About two and a half thousand of us will be waking up on Monday morning feeling more sluggish than normal having run the Shrewsbury Marathon or Half Marathon on Sunday 23rd June. This is my first half marathon and having spoken to runners who have experienced the atmosphere before, it enables the runner to push harder towards that finishing line. However, the adrenaline rush also means that some people are pushing themselves too hard and not listening to their body’s natural resistance.
Here are my top tips for a safe and effective wind-down after the race:
Don’t Stop Moving: Keep gently mobile, e.g. regular walking for 5-10 minutes. It is the last thing you feel like doing but remaining static should be avoided at all costs. Make sure you stretch (legs, neck, back, shoulders and arms!) within 20 minutes of finishing and stretch daily for the week following the event.
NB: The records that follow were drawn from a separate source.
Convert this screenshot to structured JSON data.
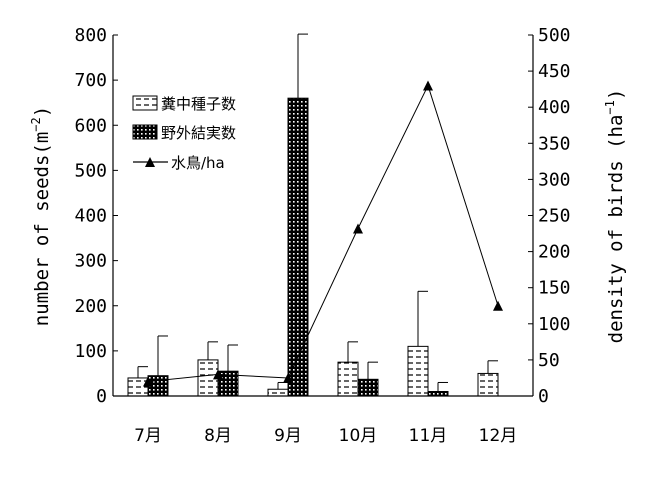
{
  "chart_data": {
    "type": "bar",
    "categories": [
      "7月",
      "8月",
      "9月",
      "10月",
      "11月",
      "12月"
    ],
    "series": [
      {
        "name": "糞中種子数",
        "kind": "bar",
        "axis": "left",
        "pattern": "dashes",
        "values": [
          40,
          80,
          15,
          75,
          110,
          50
        ],
        "errors": [
          25,
          40,
          15,
          45,
          122,
          28
        ]
      },
      {
        "name": "野外結実数",
        "kind": "bar",
        "axis": "left",
        "pattern": "dots",
        "values": [
          45,
          55,
          660,
          37,
          10,
          null
        ],
        "errors": [
          88,
          58,
          142,
          38,
          20,
          null
        ]
      },
      {
        "name": "水鳥/ha",
        "kind": "line",
        "axis": "right",
        "marker": "triangle",
        "values": [
          20,
          30,
          25,
          232,
          430,
          125
        ]
      }
    ],
    "ylabel": "number of seeds(m",
    "ylabel_sup": "−2",
    "ylabel_tail": ")",
    "y2label": "density of birds (ha",
    "y2label_sup": "−1",
    "y2label_tail": ")",
    "ylim": [
      0,
      800
    ],
    "y2lim": [
      0,
      500
    ],
    "yticks": [
      0,
      100,
      200,
      300,
      400,
      500,
      600,
      700,
      800
    ],
    "y2ticks": [
      0,
      50,
      100,
      150,
      200,
      250,
      300,
      350,
      400,
      450,
      500
    ],
    "legend_position": "upper-left",
    "grid": false
  }
}
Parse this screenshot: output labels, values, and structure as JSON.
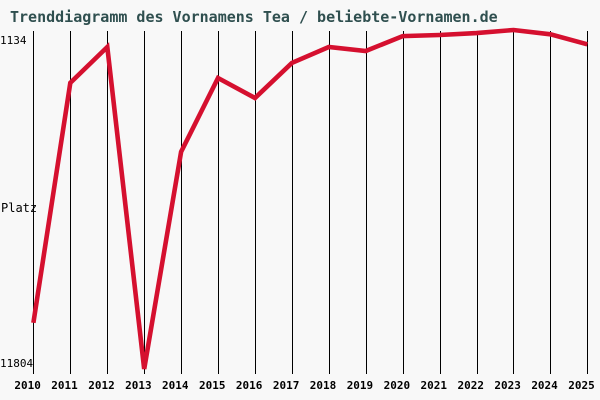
{
  "chart_data": {
    "type": "line",
    "title": "Trenddiagramm des Vornamens Tea / beliebte-Vornamen.de",
    "source_site": "beliebte-Vornamen.de",
    "name": "Tea",
    "xlabel": "",
    "ylabel": "Platz",
    "y_axis": {
      "top_label": "1134",
      "bottom_label": "11804",
      "min": 1134,
      "max": 11804,
      "inverted": true
    },
    "x": [
      2010,
      2011,
      2012,
      2013,
      2014,
      2015,
      2016,
      2017,
      2018,
      2019,
      2020,
      2021,
      2022,
      2023,
      2024,
      2025
    ],
    "series": [
      {
        "name": "Tea",
        "values": [
          10350,
          2800,
          1670,
          11804,
          4970,
          2645,
          3275,
          2170,
          1670,
          1795,
          1325,
          1290,
          1230,
          1134,
          1270,
          1585
        ]
      }
    ],
    "legend": "none",
    "grid": "vertical-only",
    "colors": {
      "line": "#D5102F",
      "title_text": "#2F4F4F",
      "axis_text": "#000000",
      "gridline": "#000000",
      "background": "#F8F8F8"
    }
  }
}
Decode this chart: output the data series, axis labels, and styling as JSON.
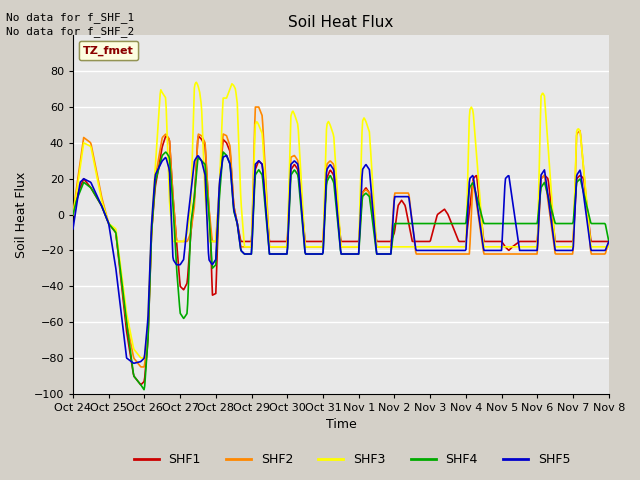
{
  "title": "Soil Heat Flux",
  "ylabel": "Soil Heat Flux",
  "xlabel": "Time",
  "ylim": [
    -100,
    100
  ],
  "yticks": [
    -100,
    -80,
    -60,
    -40,
    -20,
    0,
    20,
    40,
    60,
    80
  ],
  "fig_bg_color": "#d4d0c8",
  "plot_bg_color": "#e8e8e8",
  "grid_color": "#ffffff",
  "annotations": [
    "No data for f_SHF_1",
    "No data for f_SHF_2"
  ],
  "legend_box_label": "TZ_fmet",
  "xtick_labels": [
    "Oct 24",
    "Oct 25",
    "Oct 26",
    "Oct 27",
    "Oct 28",
    "Oct 29",
    "Oct 30",
    "Oct 31",
    "Nov 1",
    "Nov 2",
    "Nov 3",
    "Nov 4",
    "Nov 5",
    "Nov 6",
    "Nov 7",
    "Nov 8"
  ],
  "series": {
    "SHF1": {
      "color": "#cc0000",
      "linewidth": 1.2
    },
    "SHF2": {
      "color": "#ff8800",
      "linewidth": 1.2
    },
    "SHF3": {
      "color": "#ffff00",
      "linewidth": 1.2
    },
    "SHF4": {
      "color": "#00aa00",
      "linewidth": 1.2
    },
    "SHF5": {
      "color": "#0000cc",
      "linewidth": 1.2
    }
  }
}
Ice, Ice, Baby: For specific injuries such as problems with joints, applying ice is recommended. This is most effective when done immediately but still works when applied in the days following the race. Soak your legs in cold water (or an ice bath for some of you braver souls) to reduce inflammation.
Food For Thought: Snack regularly on food, ideally that is high carbohydrate, low fat, some protein, (e.g. tuna sandwich) and drink lots of fluids. After finishing, refrain from drinking alcohol until fully rehydrated. Although, I have already booked my table at the Boathouse for a well earned pint of Butty Bach.
I haven’t decided yet whether this is a ‘one-off’ race for me, as I have only been running for four months. But I am thoroughly enjoying it. The trick really does seem to be to get your training programme right. Perhaps this is something to discuss in a future blog.
Chiropractic treatment is one way that many runners use to monitor progress as they train, as this way no ‘niggle’ is left to develop into a more serious injury.